Use of such a device could improve the healthcare system’s response to burn patients in a radiological or nuclear emergency, such as the detonation of a nuclear device.
Today, experienced surgeons visually inspect burned wounds to find where dead skin stops and live skin tissue begins. This system is capable of scanning large portions of a patient’s body, performing imaging prior to removal of dead and grafting healthy skin anywhere on the patient’s body.
Finding the precise points at which dead skin ends and live skin tissue begins, helps surgeons reduce the amount of the grafting products needed in a mass casualty situation and could improve surgical outcomes for patients, possibly saving lives and shortening their hospital stays.

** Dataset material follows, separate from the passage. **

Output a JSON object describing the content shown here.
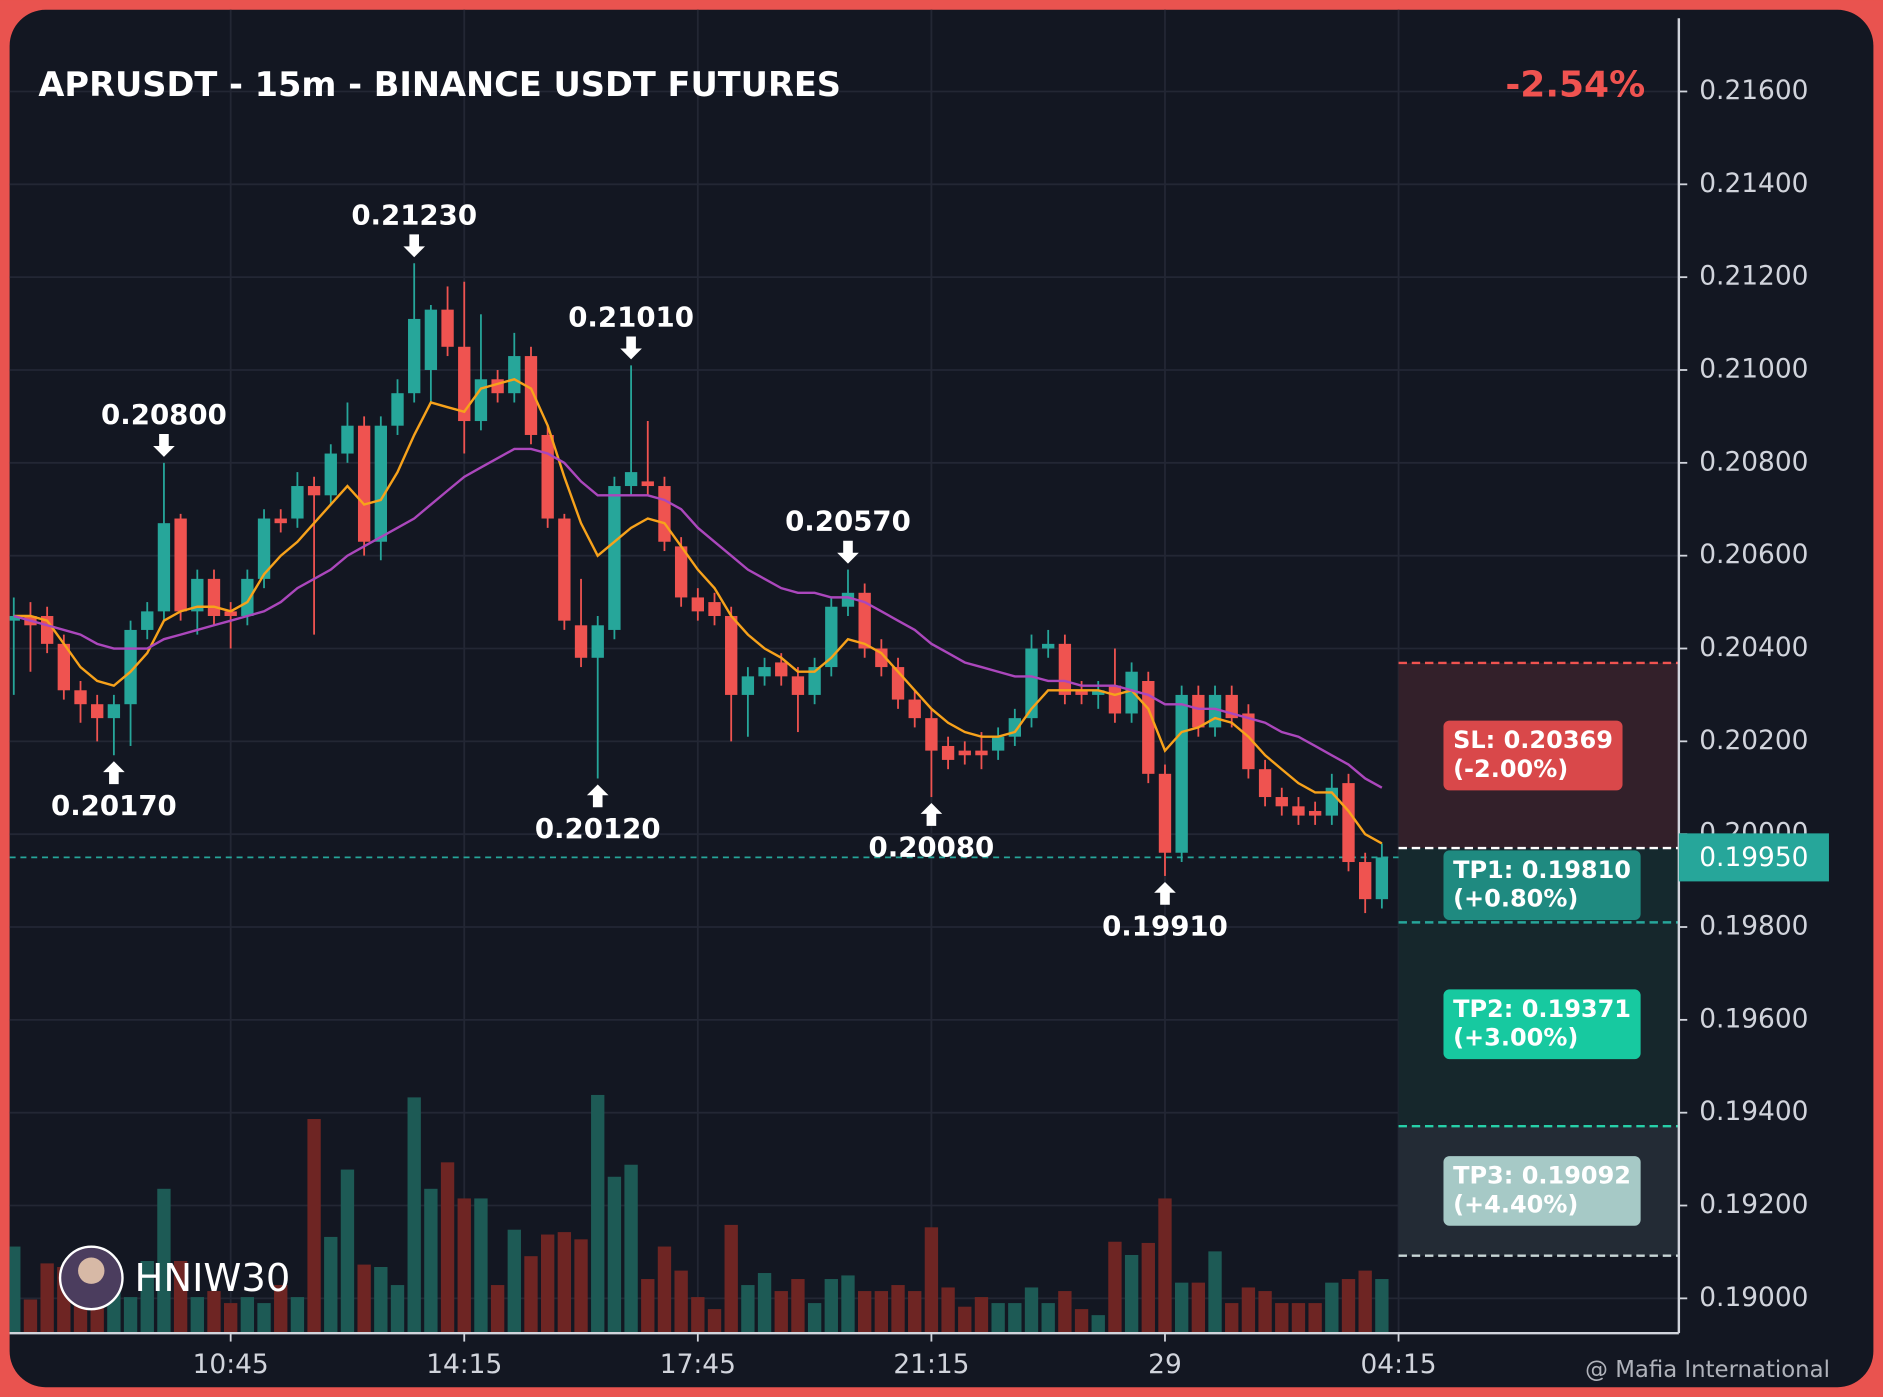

The detonation of a nuclear bomb or improvised nuclear device produces intense heat, potentially resulting in severe burns that can cover large portions of a patient’s body. Such thermal burns typically require specialized treatment, including surgery for skin grafts. In a radiological or nuclear emergency, surgeons could have thousands of patients in need of immediate skin grafting to save their lives.
A device that makes the distinction between dead and live skin could enable doctors without extensive skin grafting experience to respond to the disaster.
If the contract is extended, the company would conduct clinical trials to demonstrate safety and efficiency. The device also may have commercial applications for other deep tissue injuries such as treating diabetic skin ulcers.
Many of the products that BARDA is developing may find uses outside of emergency medicine, especially in the case of severe thermal burns. The development of such medical products improves the nation’s preparedness by increasing the number of products available for emergencies. With multiple uses the market for these emergency products can be sustained because the products also can be used in day-to-day medical situations.